Algumas questões foram compartilhadas comigo durante minha primeira visita ao ateliê/casa de Fefa Lins. Entre as discussões sobre autorretrato, figuração e pintura, também existia uma inquietação em relação ao seu próprio local de trabalho e à necessidade de mudar para outro lugar. A paisagem contínua de seu apartamento, antes composta apenas por paredes brancas, foi gradualmente marcada pelas tintas a óleo, resultado dos movimentos fugidios no gesto do artista. Seu corpo não se limita à tela, muito menos àquele construto arquitetônico.
O sonho, em sua forma imensurável, talvez seja o espaço mais apropriado, onde a paisagem se apresenta de forma desalinhada, emaranhada, dispensando a distância entre o corpo do sonhador, o que ele vê, sente e a própria atmosfera. Esse estado etéreo provoca transições contínuas, movendo-se de um ponto a outro sem se restringir às superfícies.
Lembro-me de uma passagem em um escrito de Leda Maria Martins, onde ela nos alerta para a má interpretação ocidental do termo graphen grego. Martins fala sobre a amplitude deste termo, que se refere ao ato de grafar, frequentemente mal compreendido como uma referência a uma escrita que exclui o corpo complexo, deixando apenas o sentido da visão como autoridade do conhecimento, a leitura através dos olhos operada como um saber supremo.
Essa noção ignora frequentemente as práticas dionisíacas em sua embriaguez, que sugerem a alteridade. Talvez na fuzaca, em festa, onde sátiros conviviam com ninfas – na mitologia grega, onde estavam atrelados ao deus Dionísio – não seria possível conceber uma história em que o corpo não estava escrito em si mesmo, sendo ele também o outro neste ambiente ébrio. Como regente de um coro, o sátiro conduz a dança e desconfia da afirmação que os humanos são apenas humanos. Sua morada, a floresta, dá o tom da infinitude.

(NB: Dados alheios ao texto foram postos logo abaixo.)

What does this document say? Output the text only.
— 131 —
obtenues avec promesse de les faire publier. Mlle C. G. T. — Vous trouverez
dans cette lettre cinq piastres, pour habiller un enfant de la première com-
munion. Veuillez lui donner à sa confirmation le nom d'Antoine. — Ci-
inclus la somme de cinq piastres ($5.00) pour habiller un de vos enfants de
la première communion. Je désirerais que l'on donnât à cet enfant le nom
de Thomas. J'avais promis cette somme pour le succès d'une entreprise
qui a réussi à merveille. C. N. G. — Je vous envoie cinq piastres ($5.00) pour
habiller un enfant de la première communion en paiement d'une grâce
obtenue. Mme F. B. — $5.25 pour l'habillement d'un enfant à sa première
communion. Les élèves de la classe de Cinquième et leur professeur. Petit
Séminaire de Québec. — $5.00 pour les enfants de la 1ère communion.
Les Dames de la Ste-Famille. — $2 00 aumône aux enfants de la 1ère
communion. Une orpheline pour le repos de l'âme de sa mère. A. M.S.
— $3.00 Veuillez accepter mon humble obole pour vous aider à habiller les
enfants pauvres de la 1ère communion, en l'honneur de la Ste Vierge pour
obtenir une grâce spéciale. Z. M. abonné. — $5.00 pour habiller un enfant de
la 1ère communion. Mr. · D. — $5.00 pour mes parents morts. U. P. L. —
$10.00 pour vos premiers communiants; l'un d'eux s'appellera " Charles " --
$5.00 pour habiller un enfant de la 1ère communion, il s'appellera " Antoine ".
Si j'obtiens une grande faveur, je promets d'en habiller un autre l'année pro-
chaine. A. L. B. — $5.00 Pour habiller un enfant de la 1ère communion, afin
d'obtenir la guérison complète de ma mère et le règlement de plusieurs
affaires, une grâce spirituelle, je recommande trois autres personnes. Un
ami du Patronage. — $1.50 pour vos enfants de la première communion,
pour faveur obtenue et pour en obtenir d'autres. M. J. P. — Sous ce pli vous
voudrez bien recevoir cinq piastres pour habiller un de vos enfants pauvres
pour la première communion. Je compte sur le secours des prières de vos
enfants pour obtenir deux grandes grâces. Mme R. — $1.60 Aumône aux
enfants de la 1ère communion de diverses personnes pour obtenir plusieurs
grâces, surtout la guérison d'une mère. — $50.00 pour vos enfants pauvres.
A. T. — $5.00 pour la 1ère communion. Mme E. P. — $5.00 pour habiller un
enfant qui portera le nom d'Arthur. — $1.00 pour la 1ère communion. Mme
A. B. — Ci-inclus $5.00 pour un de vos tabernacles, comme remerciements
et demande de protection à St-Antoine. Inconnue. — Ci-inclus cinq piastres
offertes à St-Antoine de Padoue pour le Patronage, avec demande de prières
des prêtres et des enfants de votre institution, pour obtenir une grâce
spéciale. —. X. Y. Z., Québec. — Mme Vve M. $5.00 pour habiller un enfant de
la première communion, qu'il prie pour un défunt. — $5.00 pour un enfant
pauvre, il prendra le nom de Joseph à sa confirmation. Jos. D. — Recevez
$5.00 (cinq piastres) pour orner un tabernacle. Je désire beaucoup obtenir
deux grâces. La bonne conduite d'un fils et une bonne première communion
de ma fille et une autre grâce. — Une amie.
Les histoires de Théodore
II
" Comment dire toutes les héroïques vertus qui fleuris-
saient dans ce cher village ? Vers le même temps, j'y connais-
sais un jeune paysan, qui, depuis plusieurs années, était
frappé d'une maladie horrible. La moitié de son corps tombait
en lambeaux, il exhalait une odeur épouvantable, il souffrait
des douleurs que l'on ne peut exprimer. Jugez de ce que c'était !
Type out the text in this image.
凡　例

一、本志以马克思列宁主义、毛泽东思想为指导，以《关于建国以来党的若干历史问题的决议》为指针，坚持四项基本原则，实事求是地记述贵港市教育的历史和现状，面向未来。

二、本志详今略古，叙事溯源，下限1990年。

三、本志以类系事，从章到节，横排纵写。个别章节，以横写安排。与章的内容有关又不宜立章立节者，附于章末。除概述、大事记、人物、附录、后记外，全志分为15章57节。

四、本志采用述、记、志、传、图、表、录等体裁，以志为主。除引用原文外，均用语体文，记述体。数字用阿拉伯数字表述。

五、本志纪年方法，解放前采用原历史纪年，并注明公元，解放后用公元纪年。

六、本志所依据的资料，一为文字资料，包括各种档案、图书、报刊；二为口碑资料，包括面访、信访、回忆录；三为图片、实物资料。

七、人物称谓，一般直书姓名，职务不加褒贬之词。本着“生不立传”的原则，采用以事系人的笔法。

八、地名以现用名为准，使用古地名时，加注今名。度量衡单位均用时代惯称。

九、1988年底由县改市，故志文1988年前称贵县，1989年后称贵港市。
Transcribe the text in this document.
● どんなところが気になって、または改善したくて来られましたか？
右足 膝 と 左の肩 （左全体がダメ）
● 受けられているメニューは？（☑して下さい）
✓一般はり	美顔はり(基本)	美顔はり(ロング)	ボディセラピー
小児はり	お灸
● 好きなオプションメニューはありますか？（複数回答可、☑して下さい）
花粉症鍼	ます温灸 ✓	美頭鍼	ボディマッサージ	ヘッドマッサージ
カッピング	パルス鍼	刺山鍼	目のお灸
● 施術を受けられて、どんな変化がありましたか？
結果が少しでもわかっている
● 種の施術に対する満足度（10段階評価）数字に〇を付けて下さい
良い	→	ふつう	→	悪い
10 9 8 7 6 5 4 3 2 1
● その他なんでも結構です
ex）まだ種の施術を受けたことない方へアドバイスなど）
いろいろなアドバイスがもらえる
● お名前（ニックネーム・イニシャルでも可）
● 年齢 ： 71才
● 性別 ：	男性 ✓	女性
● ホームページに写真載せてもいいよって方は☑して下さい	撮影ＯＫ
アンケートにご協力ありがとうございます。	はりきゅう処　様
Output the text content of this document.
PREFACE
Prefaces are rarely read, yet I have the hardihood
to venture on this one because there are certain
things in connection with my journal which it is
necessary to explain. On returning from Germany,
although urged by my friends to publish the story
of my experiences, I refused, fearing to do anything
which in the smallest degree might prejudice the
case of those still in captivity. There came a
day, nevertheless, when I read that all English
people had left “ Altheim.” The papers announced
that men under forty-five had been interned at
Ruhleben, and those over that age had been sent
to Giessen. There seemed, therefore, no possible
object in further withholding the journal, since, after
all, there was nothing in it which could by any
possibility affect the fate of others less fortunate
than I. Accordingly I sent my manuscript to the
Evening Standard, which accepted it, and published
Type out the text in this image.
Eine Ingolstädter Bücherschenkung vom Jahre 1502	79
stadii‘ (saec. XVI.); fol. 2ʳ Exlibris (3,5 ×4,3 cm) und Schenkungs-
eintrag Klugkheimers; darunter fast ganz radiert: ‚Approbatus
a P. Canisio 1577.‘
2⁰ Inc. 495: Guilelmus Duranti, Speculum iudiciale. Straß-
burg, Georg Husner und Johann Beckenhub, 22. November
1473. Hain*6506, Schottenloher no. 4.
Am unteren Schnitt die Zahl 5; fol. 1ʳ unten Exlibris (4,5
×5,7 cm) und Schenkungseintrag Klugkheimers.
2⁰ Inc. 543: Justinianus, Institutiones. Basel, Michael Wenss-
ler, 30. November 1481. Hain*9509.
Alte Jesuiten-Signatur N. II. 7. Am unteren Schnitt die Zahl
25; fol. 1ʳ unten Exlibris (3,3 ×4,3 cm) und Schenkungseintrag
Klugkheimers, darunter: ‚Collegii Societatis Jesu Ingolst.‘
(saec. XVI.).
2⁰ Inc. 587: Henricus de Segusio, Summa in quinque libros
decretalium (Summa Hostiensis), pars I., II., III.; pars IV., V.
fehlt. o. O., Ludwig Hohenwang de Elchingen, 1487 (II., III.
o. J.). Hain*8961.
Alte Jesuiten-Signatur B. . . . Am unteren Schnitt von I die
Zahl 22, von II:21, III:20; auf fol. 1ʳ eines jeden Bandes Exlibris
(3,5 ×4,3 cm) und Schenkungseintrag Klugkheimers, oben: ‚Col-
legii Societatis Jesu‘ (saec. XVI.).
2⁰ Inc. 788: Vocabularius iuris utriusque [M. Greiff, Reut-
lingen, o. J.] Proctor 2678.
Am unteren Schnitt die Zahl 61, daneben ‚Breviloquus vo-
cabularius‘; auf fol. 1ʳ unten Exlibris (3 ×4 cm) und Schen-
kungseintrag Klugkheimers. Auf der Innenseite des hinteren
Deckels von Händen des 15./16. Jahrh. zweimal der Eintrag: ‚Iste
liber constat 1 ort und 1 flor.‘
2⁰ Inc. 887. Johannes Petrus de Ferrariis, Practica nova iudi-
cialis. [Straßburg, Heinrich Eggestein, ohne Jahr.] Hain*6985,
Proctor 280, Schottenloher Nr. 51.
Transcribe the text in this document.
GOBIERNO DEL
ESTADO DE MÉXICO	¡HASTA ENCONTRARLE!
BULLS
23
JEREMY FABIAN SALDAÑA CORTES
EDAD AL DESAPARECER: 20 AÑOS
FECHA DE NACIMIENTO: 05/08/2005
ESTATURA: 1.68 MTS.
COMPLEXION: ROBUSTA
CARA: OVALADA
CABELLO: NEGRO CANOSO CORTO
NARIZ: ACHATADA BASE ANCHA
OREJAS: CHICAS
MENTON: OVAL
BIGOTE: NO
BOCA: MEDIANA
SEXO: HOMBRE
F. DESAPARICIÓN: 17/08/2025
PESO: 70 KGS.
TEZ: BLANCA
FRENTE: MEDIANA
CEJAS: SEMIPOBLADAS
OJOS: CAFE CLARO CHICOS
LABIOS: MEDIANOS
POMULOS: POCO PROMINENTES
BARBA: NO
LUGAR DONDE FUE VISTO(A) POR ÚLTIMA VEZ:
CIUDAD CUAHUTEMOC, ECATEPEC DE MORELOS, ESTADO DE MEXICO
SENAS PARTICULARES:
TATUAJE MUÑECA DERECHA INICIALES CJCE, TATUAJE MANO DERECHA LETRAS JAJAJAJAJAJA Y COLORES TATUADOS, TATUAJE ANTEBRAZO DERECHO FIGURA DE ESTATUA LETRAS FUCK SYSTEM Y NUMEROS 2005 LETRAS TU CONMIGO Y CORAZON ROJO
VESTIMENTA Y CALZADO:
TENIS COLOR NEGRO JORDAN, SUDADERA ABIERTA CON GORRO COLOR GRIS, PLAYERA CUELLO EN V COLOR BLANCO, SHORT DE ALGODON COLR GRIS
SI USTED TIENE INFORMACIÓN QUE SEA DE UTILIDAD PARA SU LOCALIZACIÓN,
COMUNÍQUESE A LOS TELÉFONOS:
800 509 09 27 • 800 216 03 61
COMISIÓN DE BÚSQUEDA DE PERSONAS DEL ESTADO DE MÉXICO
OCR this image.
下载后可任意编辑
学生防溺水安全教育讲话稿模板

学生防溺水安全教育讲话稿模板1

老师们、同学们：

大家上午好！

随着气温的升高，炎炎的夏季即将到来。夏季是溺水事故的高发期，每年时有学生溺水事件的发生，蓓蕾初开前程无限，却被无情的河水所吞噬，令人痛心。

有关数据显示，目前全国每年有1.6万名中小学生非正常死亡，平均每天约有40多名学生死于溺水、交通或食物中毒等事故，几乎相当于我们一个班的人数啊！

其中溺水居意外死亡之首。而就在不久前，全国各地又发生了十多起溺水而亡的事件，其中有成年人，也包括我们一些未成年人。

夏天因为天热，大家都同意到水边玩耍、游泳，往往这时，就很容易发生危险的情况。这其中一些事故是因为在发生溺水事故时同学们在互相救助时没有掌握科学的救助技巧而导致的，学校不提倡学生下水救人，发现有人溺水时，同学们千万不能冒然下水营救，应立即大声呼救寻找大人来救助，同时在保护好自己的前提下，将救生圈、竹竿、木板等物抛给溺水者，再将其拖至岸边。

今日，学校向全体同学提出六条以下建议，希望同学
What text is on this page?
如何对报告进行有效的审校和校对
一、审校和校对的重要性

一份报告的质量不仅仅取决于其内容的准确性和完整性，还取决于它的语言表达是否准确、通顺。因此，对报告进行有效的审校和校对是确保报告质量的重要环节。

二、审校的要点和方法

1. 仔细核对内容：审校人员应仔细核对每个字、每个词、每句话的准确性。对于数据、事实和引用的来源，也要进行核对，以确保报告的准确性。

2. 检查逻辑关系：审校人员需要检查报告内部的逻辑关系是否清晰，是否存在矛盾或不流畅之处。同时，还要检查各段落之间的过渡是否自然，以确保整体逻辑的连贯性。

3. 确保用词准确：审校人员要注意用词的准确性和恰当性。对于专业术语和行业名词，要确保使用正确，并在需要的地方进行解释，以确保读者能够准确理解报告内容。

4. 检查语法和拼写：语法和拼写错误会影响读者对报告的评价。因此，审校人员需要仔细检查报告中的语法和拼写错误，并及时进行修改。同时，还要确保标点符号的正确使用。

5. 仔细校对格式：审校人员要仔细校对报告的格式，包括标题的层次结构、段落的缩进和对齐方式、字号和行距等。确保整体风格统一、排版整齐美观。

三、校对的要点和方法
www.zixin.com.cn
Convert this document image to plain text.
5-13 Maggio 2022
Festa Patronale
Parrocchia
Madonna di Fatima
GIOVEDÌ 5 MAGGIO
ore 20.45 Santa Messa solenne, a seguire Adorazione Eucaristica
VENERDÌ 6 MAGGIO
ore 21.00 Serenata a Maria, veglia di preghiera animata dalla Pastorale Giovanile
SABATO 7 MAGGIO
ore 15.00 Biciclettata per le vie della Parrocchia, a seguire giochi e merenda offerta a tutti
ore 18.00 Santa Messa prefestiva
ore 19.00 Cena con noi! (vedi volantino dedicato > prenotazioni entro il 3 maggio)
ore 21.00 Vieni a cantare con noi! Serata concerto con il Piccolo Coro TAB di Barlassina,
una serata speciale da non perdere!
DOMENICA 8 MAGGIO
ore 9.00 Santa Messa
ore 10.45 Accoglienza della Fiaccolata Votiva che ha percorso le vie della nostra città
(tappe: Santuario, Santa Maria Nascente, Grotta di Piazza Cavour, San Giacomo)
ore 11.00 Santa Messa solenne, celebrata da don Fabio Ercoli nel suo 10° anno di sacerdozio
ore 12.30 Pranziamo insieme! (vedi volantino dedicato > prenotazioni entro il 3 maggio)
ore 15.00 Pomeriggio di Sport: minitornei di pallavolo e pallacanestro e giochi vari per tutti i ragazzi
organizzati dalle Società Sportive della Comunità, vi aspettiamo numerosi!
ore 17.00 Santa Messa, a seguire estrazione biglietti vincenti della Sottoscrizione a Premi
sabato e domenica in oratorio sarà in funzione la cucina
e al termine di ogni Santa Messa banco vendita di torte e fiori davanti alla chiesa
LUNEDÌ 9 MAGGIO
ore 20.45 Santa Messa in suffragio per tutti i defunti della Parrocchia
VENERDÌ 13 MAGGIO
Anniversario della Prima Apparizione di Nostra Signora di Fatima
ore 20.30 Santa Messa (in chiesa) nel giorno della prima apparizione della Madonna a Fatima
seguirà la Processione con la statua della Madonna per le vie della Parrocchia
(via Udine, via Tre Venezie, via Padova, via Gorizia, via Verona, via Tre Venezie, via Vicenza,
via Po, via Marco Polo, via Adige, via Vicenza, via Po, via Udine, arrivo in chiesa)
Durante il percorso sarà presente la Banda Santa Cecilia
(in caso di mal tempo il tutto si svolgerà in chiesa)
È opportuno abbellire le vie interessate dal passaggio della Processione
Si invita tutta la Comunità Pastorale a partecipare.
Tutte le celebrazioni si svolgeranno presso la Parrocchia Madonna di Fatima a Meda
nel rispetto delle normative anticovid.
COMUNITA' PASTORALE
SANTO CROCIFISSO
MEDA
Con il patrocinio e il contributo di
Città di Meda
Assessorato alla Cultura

A criança, por sua vez, ao tentar se deslocar, percebe junto às suas extremidades os limites diante de uma outra massa. Portanto, esbarra, cai, derruba, tropeça e cria marcas em seu corpo para compreender seu tamanho e suas possibilidades de amplitude. Brinca. Esse processo assemelha-se à inquietude de tatear imagens, um movimento em que o trânsito manifesta a transfiguração entre diferentes identidades fixas.
A presença dos sátiros e das crianças nos propõem uma desobediência, participação ativa no mundo, onde o perigo da vida é tão eminente quanto o da morte, o desconhecido não é o outro mundo, mas sim uma possibilidade de existir. Nos convidam corajosamente a enfraquecer a soberania.
João Nery nos conta que o outro é que nos diz tudo sobre nossa própria autoimagem, e se então criarmos uma vida sem este conto/ditador que é o outro? Seria então uma ofensa reduzir a elasticidade do corpo a uma vigilância que ignora o feitiço não visível.
Tomadas por evocações estas várias imagens parecem compor uma língua, um segredo também, onde ouvimos um eco entre cada imagem que ressoa na outra. Não importa se na repetição da figura a vemos uma, duas ou três vezes, mas a mudança é algo imprescindível a qualquer cena. Virar casaca poderia ser uma brincadeira apenas de times de futebol, poderia ser um gesto que burla códigos, poderia ser também o encontro entre águas doces e salgadas, onde juntas se fazem salobras.
As tintas reagem em várias camadas, e o artista sugere uma interação de tempos que se entrelaçam nessas texturas, que se contaminam a cada adição de substância. Os chassis sugerem aos tecidos suas fronteiras, ao mesmo tempo que almejam sua maior elasticidade. Os tecidos, por sua vez, pedem ao chassis seu arqueamento, da madeira se faz estrutura e desta estrutura é possível se pôr em pé no espaço.
Este rito, muitas vezes praticado pelo artista é a sua primeira profecia, seu primeiro gesto químico que mesmo sem alterar os elementos em sua composição, transforma na relação a agência de cada ponto. Professando transições, que muitas vezes não são visíveis a um primeiro olhar, mas que quebram condutas e estruturas gélidas.